Impressions of Spring (Spring Show 2024)
This May we are partnering with Akron’s fine arts print studio, Rubber City Prints, to bring you our spring show “Impressions of Spring.” You’ll find local artists’ work in print making, glass, jewelry, ceramics & more.
Stop by the gallery to shop all of the featured artists below.
Mary Nemeth (Screen printing)
Meryl Engler (Woodcut & Relief Printing)
Other Artists
Drat that Cat Glass, Long Way Home Studios, Parsley Pottery, Sibilia, & more!
Read more about the artists below!
Mary Nemeth | Akron, OH
Mary Nemeth is an artist from Akron, Ohio who is residing in the Greater Cleveland Area. She received her BFA in Fine Arts and her Masters in Technical Art History. Her practice has recently focused on glass (leaded and stained), but for this series she is returning to her roots of printmaking on paper.
This series, Memories of Tea Pots, is influenced by the ceremonial aspect of making a pot of tea, how it is often communal, domestic, a time to reflect and often occurring at key life events but also at the quieter more pensive ones. Inspiration for this series comes from whimsical memories that have been captured in photo or video as well as the variation in form of different teapots found in the wild.
Each print starts with a mugshot of a teapot which is then manipulated as a memory and is incorporated in. A vivid and starkly flat color palette is then chosen which contrasts with the distant, nuanced and sepia-tinged memories contained in each teapot emphasizing the strong presence that these memories still have.
Each color layer is then hand cut out of black construction paper and attached to a transparency. The final print is made with a screen printing process where photo emulsion is used to expose each layer of paper cutouts onto their own screen.
Meryl Engler | Akron, Ohio
I am an artist using woodcut to create layered prints and installations that evoke intimate, magical moments within the hidden landscapes of our environment. Since moving to Ohio in 2019, I have been so inspired at how the bushes, trees and flowers seem to pop up from nothing each spring. Everywhere you look, there is new growth that was almost forgotten about during the winter. In some places it looks like there is just a wall of leaves. This creates beautiful, ever changing and endlessly inspiring scenes as this growth takes over the landscape.
Woodcut is an incredibly physical and energetic medium, but it also requires a level of intimacy and care in carving each mark. In woodcut, every carved mark tries to make sense of a memory. Controlling the gouge as it cuts through the wood requires focus, the full presence of both mind and body. Making that connection becomes a collaboration with the woodblock. The resulting work is subtle and bold, careful and rash, reflecting my own state of being as the artist.
Mary Nemeth | Akron, OH
Nine years ago I fell in love with marbling paper. I was working on my senior show at the Cleveland Institute of Art and dipping whole sheets of luscious cotton paper into trays of oil paint. After graduation I taught myself how to marble paper the “real” (traditional) way using acrylic paints floating on water thickened with carrageenan. I felt resistant to collage with my papers or to add imagery on top of them. I wanted the designs to be appreciated on their own.

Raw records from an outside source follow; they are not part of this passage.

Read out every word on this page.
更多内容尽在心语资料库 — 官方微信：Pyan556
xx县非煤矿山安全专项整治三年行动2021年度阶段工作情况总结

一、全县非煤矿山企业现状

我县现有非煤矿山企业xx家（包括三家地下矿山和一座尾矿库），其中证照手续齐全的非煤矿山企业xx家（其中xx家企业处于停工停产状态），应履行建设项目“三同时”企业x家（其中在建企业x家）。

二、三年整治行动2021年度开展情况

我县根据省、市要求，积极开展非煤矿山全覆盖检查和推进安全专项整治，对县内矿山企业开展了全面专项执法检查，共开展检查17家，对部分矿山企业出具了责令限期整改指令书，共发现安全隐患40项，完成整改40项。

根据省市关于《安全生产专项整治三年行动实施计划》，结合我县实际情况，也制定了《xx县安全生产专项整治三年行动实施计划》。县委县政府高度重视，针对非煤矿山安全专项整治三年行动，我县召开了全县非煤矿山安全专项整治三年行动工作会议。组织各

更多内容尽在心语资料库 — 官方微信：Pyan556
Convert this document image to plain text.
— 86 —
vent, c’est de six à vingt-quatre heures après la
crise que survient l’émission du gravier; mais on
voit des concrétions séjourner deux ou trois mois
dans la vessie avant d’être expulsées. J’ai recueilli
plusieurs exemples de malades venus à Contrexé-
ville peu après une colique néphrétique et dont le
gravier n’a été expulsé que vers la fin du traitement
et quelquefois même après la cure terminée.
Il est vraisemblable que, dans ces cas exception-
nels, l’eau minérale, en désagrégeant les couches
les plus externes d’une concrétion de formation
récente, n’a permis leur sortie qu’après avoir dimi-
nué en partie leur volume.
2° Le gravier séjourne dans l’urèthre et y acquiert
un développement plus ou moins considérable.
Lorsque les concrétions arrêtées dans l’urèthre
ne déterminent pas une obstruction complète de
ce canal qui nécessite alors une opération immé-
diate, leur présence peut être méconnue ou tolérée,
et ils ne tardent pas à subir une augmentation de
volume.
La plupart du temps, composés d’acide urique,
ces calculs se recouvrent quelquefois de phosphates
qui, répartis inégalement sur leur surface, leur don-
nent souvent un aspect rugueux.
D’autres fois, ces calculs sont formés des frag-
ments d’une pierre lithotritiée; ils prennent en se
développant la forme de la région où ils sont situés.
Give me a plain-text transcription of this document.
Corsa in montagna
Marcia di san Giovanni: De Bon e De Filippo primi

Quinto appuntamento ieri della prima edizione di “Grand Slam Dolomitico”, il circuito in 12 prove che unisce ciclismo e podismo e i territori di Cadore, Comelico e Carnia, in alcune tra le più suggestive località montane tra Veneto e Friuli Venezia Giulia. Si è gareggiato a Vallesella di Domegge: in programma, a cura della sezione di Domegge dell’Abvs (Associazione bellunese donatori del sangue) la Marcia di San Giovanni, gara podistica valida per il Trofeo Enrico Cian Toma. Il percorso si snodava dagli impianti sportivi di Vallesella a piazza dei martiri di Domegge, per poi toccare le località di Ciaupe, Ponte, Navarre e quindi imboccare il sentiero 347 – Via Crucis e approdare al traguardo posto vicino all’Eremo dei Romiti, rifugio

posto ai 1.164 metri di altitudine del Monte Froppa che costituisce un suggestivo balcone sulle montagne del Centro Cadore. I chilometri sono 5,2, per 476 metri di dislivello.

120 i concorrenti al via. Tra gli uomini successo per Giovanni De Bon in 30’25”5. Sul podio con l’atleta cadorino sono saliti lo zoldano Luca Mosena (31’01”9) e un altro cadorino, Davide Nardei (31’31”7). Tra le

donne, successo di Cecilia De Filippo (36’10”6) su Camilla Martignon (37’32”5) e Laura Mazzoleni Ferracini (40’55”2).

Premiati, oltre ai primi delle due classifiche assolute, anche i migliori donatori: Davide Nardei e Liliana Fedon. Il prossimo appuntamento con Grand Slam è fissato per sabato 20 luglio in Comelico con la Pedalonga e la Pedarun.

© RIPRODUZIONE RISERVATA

I took a detour during 2020 quarantine and became obsessed with quilting. I kept marbling here and there, but mostly withdrew to reflect. I focused on making books, jewelry, and magnets using my paper, and I began to accumulate smaller scraps, which of course I kept!
My Dr. Frankenstein compulsion to cut and piece together scraps is coming out again in this work. I had feelings of comfort and calm looking through a book of American quilts. It unearthed memories of Mom’s confetti quilts and the granny square baby blanket Aunt Patti crocheted for me. My heart lights up when I see endless variations of color and pattern within a uniform grid.
I created this work sitting on my studio floor with my great bin of paper, a paper cutter, scissors and glue sticks. Repetitive processes are satisfying and so soothing to me. Snipping paper into endless squares and rectangles, arranging and pasting them, carving and printing linocut stamps. I enjoy the adventure of composing a piece as I go rather than having a fixed plan. In a symbolic way, art-making gives me an outlet to sort through memories and tender parts from my past and to discover new ways of perceiving their beauty. I feel happy now seeing small fragments of my marbled patterns interacting with one another to create an even more beautiful whole.